Not a good selling point.

I feel much the same about Legion Lost #1 [$2.99].  And if there’s
any logical reason for DC to be publishing Red Lanterns, it eludes
me completely.

Sadly - because I think the characters have potential - neither Blue
#1 [$2.99] or Captain Atom #1 [$2.99] clicked with me.  They
were just a couple more mediocre super-hero titles in an industry
that’s over saturated with mediocre super-hero titles. 

“The New 52" should be DC’s best chance to revitalized their super-
heroes.  But titles like the live I trashed in the above paragraphs
are just bad in different minuscule ways from the super-hero titles
they are replacing.  Maybe “The New 52" should have been “The New
20" with DC doing more quality control on the relaunches. Yeah, some
of these titles will stick to the wall, but that wall is going to look like
someone threw a plate of linguine at it.


I’ll be taking the next five or six days off to travel to, attend,
and recover from the New York Comic Con.  There will also be a wee
hiatus when I attend Mid-Ohio-Con.  After that, it should be blog
after daily blog for the next several months.

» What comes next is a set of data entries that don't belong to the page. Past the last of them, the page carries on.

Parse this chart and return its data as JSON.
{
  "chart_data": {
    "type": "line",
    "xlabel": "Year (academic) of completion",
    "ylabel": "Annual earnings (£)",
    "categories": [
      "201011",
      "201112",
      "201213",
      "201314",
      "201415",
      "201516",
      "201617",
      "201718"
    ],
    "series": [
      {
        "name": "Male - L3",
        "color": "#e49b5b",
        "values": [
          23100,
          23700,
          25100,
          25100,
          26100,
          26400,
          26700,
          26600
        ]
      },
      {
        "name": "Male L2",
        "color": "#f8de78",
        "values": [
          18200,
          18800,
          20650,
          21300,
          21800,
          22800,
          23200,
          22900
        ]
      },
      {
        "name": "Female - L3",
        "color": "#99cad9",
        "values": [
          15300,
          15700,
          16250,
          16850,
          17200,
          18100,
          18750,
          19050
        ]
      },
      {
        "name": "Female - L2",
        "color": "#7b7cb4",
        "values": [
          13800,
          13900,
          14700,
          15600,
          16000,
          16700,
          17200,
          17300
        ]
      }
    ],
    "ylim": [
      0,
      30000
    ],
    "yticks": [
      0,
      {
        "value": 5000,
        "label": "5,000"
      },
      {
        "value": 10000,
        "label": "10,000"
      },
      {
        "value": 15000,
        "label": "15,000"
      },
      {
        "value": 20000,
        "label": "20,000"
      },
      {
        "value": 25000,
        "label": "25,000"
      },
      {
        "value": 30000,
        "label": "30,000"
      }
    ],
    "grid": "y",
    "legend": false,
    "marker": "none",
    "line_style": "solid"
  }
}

I’ll be back soon with more stuff.

© 2011 Tony Isabella


  1. Erring on the side of caution, I will disable the automatic publishing of comments until I get back from New York. This will happen shortly before I hit the road for said Big Apple.

    I'll approve your comments as soon as I return on Monday morning.

  2. For now, I am enjoying the #2's better than the #1's. When I read those, my overall feeling was they were all the same. I am a badass, I am really a badass, look how badassy I am, personal conflict, no, I am still a badass, oops, bigger badass comes along. The 'realistic' art is about as diverisfied as when a ship from the Phillipnes unloaded a boat full of interchangeable pages that were used all through the eighties.